Today is another Literary Wives review, where the wives explore the depiction of wives in contemporary fiction. Please be sure to check out the reviews of all the Literary Wives.
- Ariel of One Little Library
- Carolyn of Rosemary and Reading Glasses
- Cecilia of Only You
- Emily of The Bookshelf of Emily J.
- Lynn of Smoke and Mirrors
Also, you can join in by adding comments on any of our pages or on our Facebook page!
***
George is awakened in the middle of the night by a strange cry. When he looks out the window, he is astonished to see a wounded crane in his garden. He removes an arrow from the crane’s wing, and the crane flies away.
The next day he is doodling at work when he gets the urge to cut up an old book. He makes a paper crane. When a woman named Kumiko arrives at the shop, she takes away his crane and unites it with a tile of feathers she has made, creating a wonderful sculpture.
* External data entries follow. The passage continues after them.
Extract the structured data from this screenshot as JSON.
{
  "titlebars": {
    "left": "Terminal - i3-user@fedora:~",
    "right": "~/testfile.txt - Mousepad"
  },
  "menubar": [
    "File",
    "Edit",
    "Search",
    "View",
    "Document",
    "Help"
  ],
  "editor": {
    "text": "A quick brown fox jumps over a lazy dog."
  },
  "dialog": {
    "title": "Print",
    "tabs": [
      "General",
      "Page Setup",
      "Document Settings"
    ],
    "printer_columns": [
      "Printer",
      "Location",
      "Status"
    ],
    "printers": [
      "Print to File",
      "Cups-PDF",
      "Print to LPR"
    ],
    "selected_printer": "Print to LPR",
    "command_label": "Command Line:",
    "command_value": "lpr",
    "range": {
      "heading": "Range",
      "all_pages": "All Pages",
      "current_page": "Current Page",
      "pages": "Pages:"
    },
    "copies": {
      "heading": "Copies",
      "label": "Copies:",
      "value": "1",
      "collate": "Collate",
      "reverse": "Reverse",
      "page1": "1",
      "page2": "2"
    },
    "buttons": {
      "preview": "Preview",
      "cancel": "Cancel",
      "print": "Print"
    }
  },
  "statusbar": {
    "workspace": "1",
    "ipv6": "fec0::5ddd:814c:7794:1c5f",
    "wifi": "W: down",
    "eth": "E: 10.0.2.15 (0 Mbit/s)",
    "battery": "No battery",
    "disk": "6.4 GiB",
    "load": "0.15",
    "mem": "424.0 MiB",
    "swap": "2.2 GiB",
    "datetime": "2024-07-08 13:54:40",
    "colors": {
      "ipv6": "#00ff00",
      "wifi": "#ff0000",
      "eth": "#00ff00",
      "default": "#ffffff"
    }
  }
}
Women have always left George, deeming him to be too nice. Kumiko, though, quickly becomes his lover and promises to be his wife.
George’s daughter Amanda is feeling lonely. Because of her anger and acerbic wit, she has never kept her friends. It is beginning to look like her friendship with coworkers Rachel and Mei is going south. She loves her ex-husband Henri, but her anger drove him away. Only her four-year-old son JP and her father seem to stay.
The stories of these characters are periodically interrupted by a fable about the love/hate relationship between a goddess and a volcano. Eventually, these two threads intersect, overlaying the everyday story with mythic and magical overtones.
I was much more interested in the everyday story of George, Amanda, and Kumiko than I was in the mythic elements, which at times seemed to be trying too hard to be profound. The everyday story was touching and sometimes funny, the character Mehmet being particularly amusing.
What does this book say about wives or the experience of being a wife? In what way does this woman define “wife”—or in what way is she defined by “wife”?
There are two wives in the story. One is Amanda, who loves Henri. But her self-hatred is so strong that she feels something must be wrong with Henri for him to love her back. So, she fights with him until he leaves her. Eventually, she has to settle for being his friend.
Although she and George never actually marry, the other wife is Kumiko, the crane wife. She is a self-sacrificing figure. To stay with George and make their works of art, she tears the feathers from her own body. In her mythic self, though, she offers forgiveness at a terrible price, by ripping out a person’s heart and blinding him, then turning him to stone.
Is Ness saying that we’re only forgiven if we are blind, heartless, and turned to stone? Or are we only free of pain in that condition? Ness’ vision of love, that it is greedy, angry, or self-sacrificing, is a strange one. The goddess’s love is harrowing while Kumiko’s makes her give up everything. All of these ideas seem at once confused and simplistic. 
I think Ness is saying more about love than about being a wife—that true love is more self-denying than greedy. George becomes obsessed with learning everything he can about Kumiko instead of accepting what she can give—and that leads to unhappiness.
But my question is, is either view of love a true one? Is it healthy or even right to be so self-denying that you literally mutilate yourself for love?